I go for a long bike ride with my husband every Sunday— weather permitting. At this point in the season, we’re now up to about 65 miles each time we ride. We don’t always leave at the same time, but we do follow the same route on the bike trail each week. When we get past the turn-off and to the overhead pass, I always search for Tennis Man.
Every week on our route, there’s a man that volleys against a concrete wall. In fact, I’ve gotten to the point where I search for Tennis Man as soon as I turn the curve. No matter the time, he never lets me down. He must be practicing for hours.
Last week, I noticed that he started waving to us as we approached. He yelled hello and commented on how long we had been seeing each other. I hadn’t realized that he looked for us as much as we look for him.
Passing Tennis man had become one of the things that we counted on.
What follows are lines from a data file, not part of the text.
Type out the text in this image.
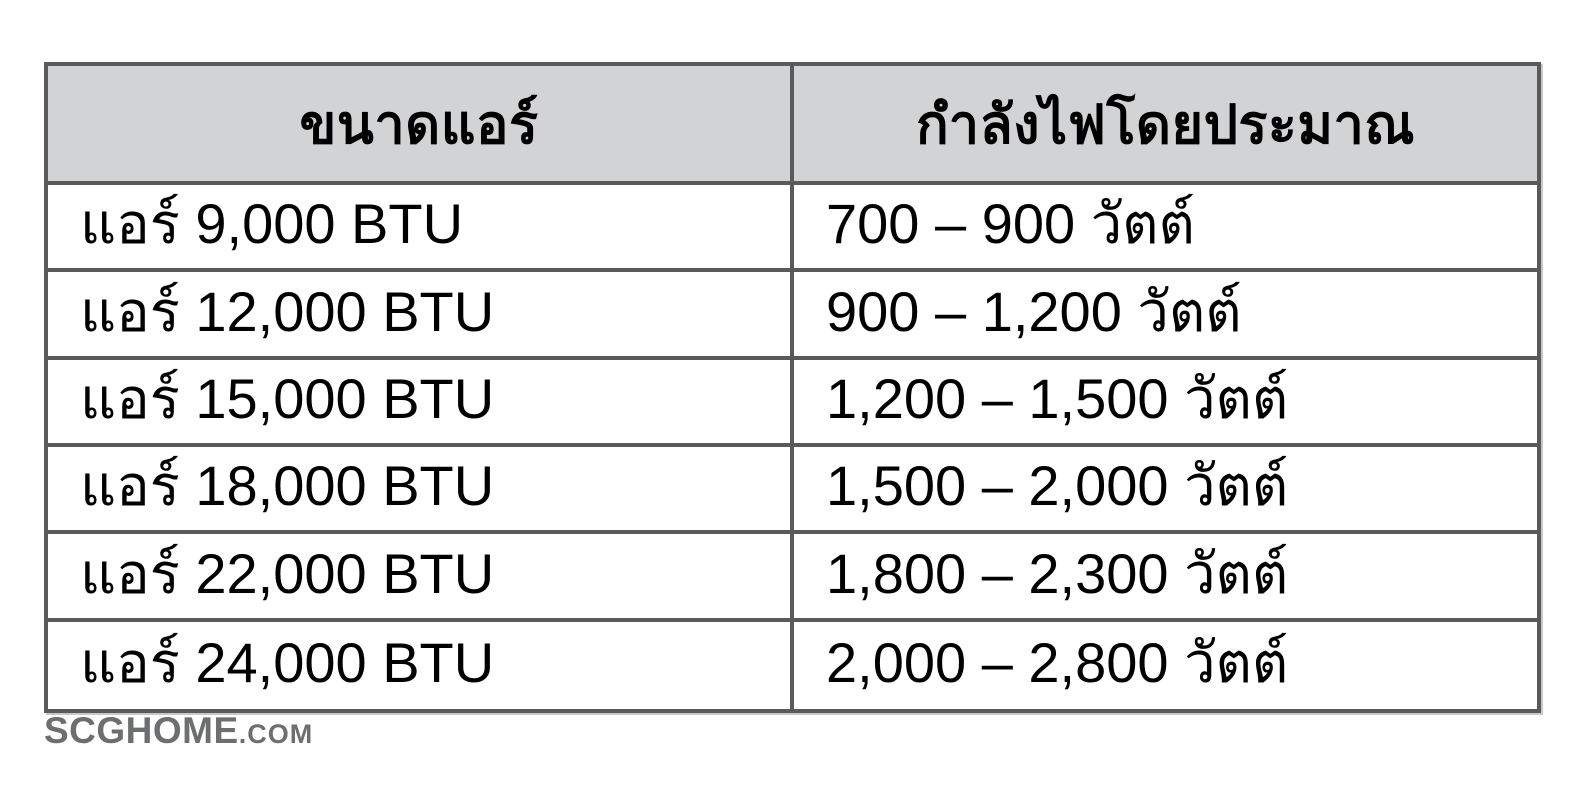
ขนาดแอร์	กำลังไฟโดยประมาณ
แอร์ 9,000 BTU	700 – 900 วัตต์
แอร์ 12,000 BTU	900 – 1,200 วัตต์
แอร์ 15,000 BTU	1,200 – 1,500 วัตต์
แอร์ 18,000 BTU	1,500 – 2,000 วัตต์
แอร์ 22,000 BTU	1,800 – 2,300 วัตต์
แอร์ 24,000 BTU	2,000 – 2,800 วัตต์
SCGHOME.COM
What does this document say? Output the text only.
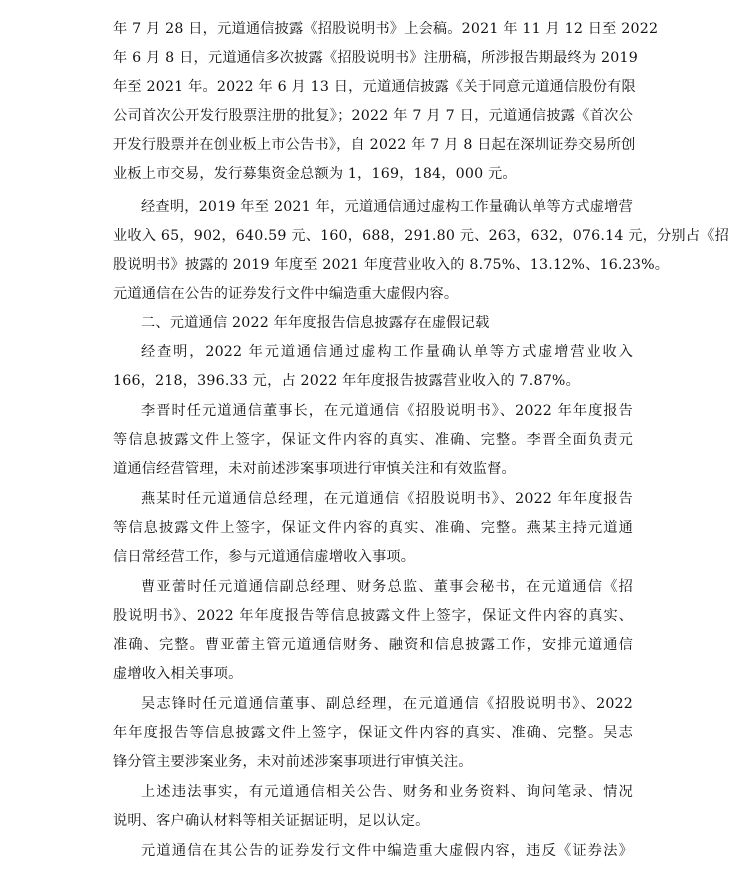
年 7 月 28 日，元道通信披露《招股说明书》上会稿。2021 年 11 月 12 日至 2022
年 6 月 8 日，元道通信多次披露《招股说明书》注册稿，所涉报告期最终为 2019
年至 2021 年。2022 年 6 月 13 日，元道通信披露《关于同意元道通信股份有限
公司首次公开发行股票注册的批复》；2022 年 7 月 7 日，元道通信披露《首次公
开发行股票并在创业板上市公告书》，自 2022 年 7 月 8 日起在深圳证券交易所创
业板上市交易，发行募集资金总额为 1，169，184，000 元。
经查明，2019 年至 2021 年，元道通信通过虚构工作量确认单等方式虚增营
业收入 65，902，640.59 元、160，688，291.80 元、263，632，076.14 元，分别占《招
股说明书》披露的 2019 年度至 2021 年度营业收入的 8.75%、13.12%、16.23%。
元道通信在公告的证券发行文件中编造重大虚假内容。
二、元道通信 2022 年年度报告信息披露存在虚假记载
经查明，2022 年元道通信通过虚构工作量确认单等方式虚增营业收入
166，218，396.33 元，占 2022 年年度报告披露营业收入的 7.87%。
李晋时任元道通信董事长，在元道通信《招股说明书》、2022 年年度报告
等信息披露文件上签字，保证文件内容的真实、准确、完整。李晋全面负责元
道通信经营管理，未对前述涉案事项进行审慎关注和有效监督。
燕某时任元道通信总经理，在元道通信《招股说明书》、2022 年年度报告
等信息披露文件上签字，保证文件内容的真实、准确、完整。燕某主持元道通
信日常经营工作，参与元道通信虚增收入事项。
曹亚蕾时任元道通信副总经理、财务总监、董事会秘书，在元道通信《招
股说明书》、2022 年年度报告等信息披露文件上签字，保证文件内容的真实、
准确、完整。曹亚蕾主管元道通信财务、融资和信息披露工作，安排元道通信
虚增收入相关事项。
吴志锋时任元道通信董事、副总经理，在元道通信《招股说明书》、2022
年年度报告等信息披露文件上签字，保证文件内容的真实、准确、完整。吴志
锋分管主要涉案业务，未对前述涉案事项进行审慎关注。
上述违法事实，有元道通信相关公告、财务和业务资料、询问笔录、情况
说明、客户确认材料等相关证据证明，足以认定。
元道通信在其公告的证券发行文件中编造重大虚假内容，违反《证券法》
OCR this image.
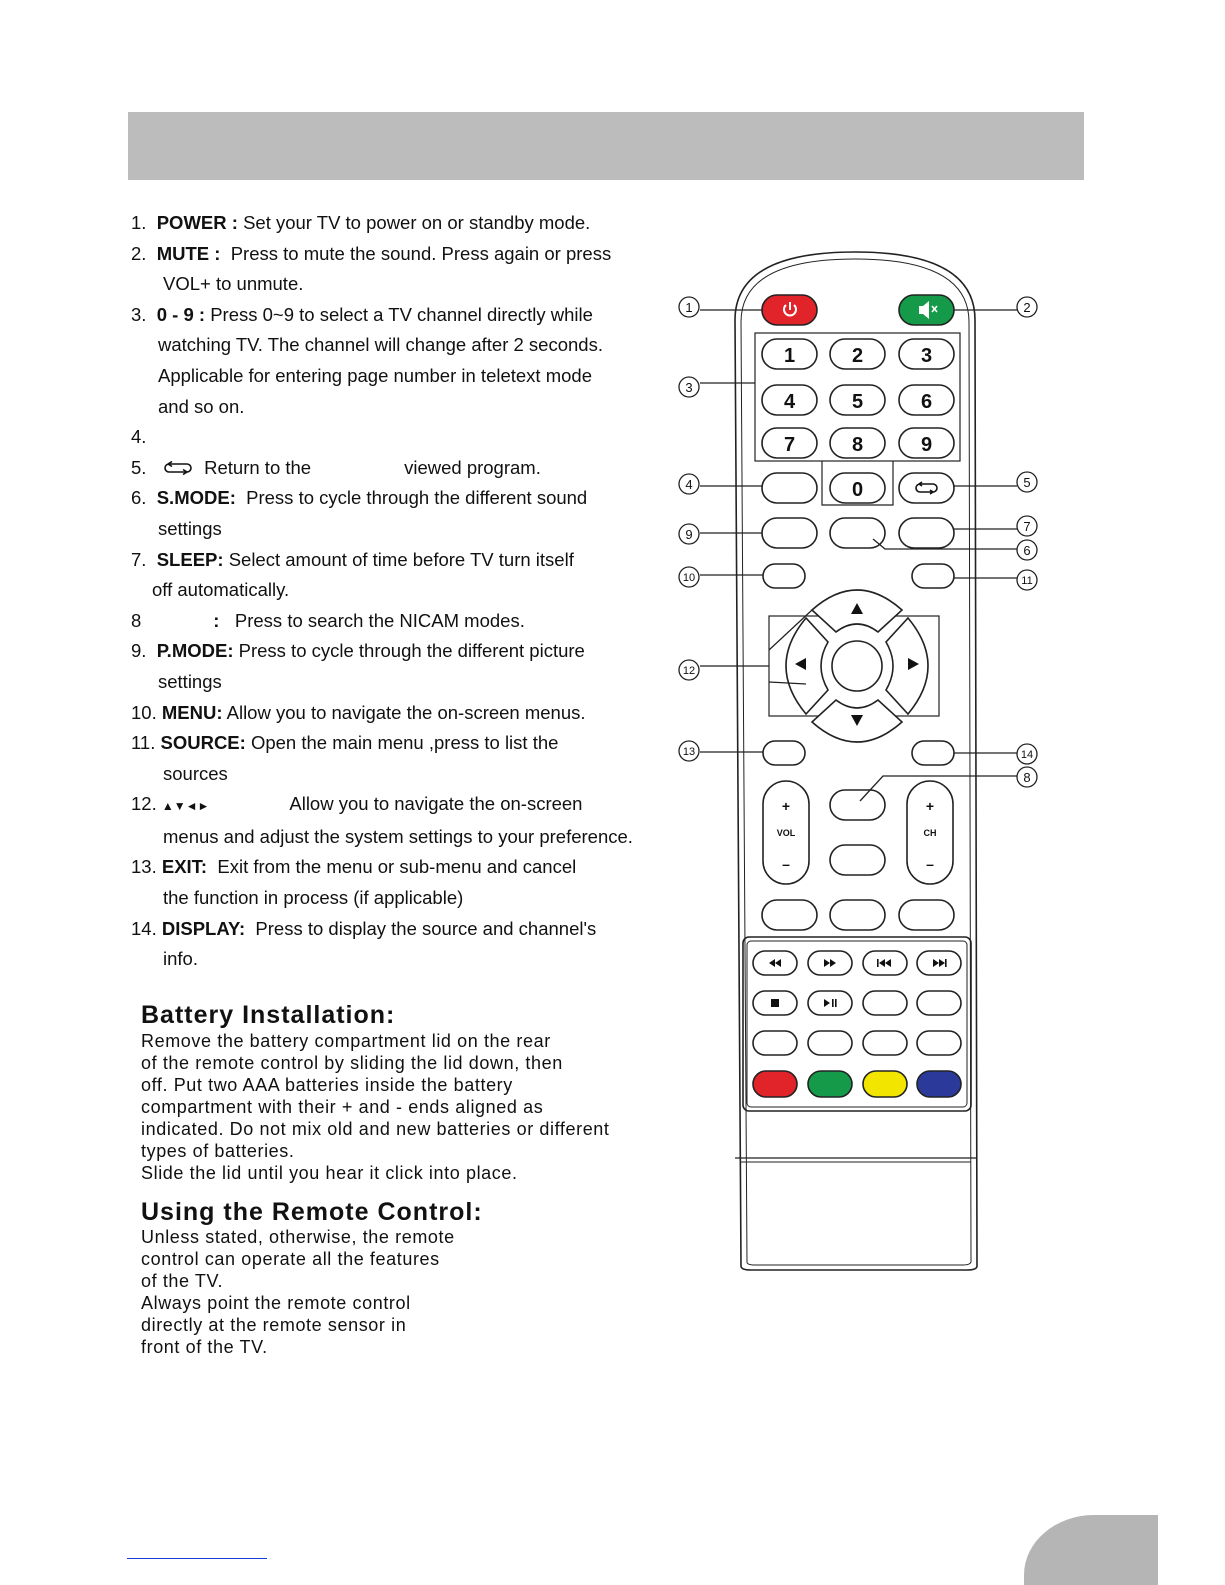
1. POWER : Set your TV to power on or standby mode.
2. MUTE : Press to mute the sound. Press again or press
VOL+ to unmute.
3. 0 - 9 : Press 0~9 to select a TV channel directly while
watching TV. The channel will change after 2 seconds.
Applicable for entering page number in teletext mode
and so on.
4.
5.	Return to the	viewed program.
6. S.MODE: Press to cycle through the different sound
settings
7. SLEEP: Select amount of time before TV turn itself
off automatically.
8	: Press to search the NICAM modes.
9. P.MODE: Press to cycle through the different picture
settings
10. MENU: Allow you to navigate the on-screen menus.
11. SOURCE: Open the main menu ,press to list the
sources
12. ▲▼◄►	Allow you to navigate the on-screen
menus and adjust the system settings to your preference.
13. EXIT: Exit from the menu or sub-menu and cancel
the function in process (if applicable)
14. DISPLAY: Press to display the source and channel's
info.
Battery Installation:
Remove the battery compartment lid on the rear
of the remote control by sliding the lid down, then
off. Put two AAA batteries inside the battery
compartment with their + and - ends aligned as
indicated. Do not mix old and new batteries or different
types of batteries.
Slide the lid until you hear it click into place.
Using the Remote Control:
Unless stated, otherwise, the remote
control can operate all the features
of the TV.
Always point the remote control
directly at the remote sensor in
front of the TV.
1	2	3
4	5	6
7	8	9
0
+
VOL
–
+
CH
–
1	2
3
4	5
9
7
6
10	11
12
13	14
8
We knew that once we passed him, we had a certain many miles to go to get to the next landmark. Seeing him always gave me a sense of comfort— something that I could count on. In fact, when Tennis Man was missing, things just didn’t seem right.
Seeing Tennis man had definitely become a part of our weekly routine.
That’s exactly the role that having routines can play in your life. They become something that you count on, something that actually gives you a sense of comfort. In fact, when you change that routine, you can feel like something important is missing. The problem is that often we carry routines in our work and private life beyond their expiration date.
What do I mean by that? I am referring to those routines that are mainstays in your lives, but no longer serve any sort of purpose. You simply continue to do them because you always did them. You keep them because they give you continuity in your life. On top of that, having them makes you feel good.
However, they can sometimes hold us back from our goals and finding success.
Maybe you have a routine of getting up in the morning and sitting in front of the computer to mindlessly check your social media. Maybe you have a routine of going out with the same group of friends every Saturday night. Maybe one of your routines is coming home and turning on the television after a long day of work. Or maybe, your routine is eating the same lunch at your desk every single day at work.
Some of your daily routines have been a part of your life forever and you don’t give much thought to changing them. The point is that some of your routines are positive actions in your life and move you toward success. However, some of your routines stand in the way of you achieving the very goals you are working toward. That knowledge doesn’t occur to you on a daily basis but if you took a birds eye view of your life, that is what you might see.
I am asking you to take that step back, and do an inventory of your daily life. Make a list of what your typical day consists of— work and play, and honestly decide whether your routines are pushing you closer or farther from your goals.
Make sure that you daily actions align with what you strive to achieve in life.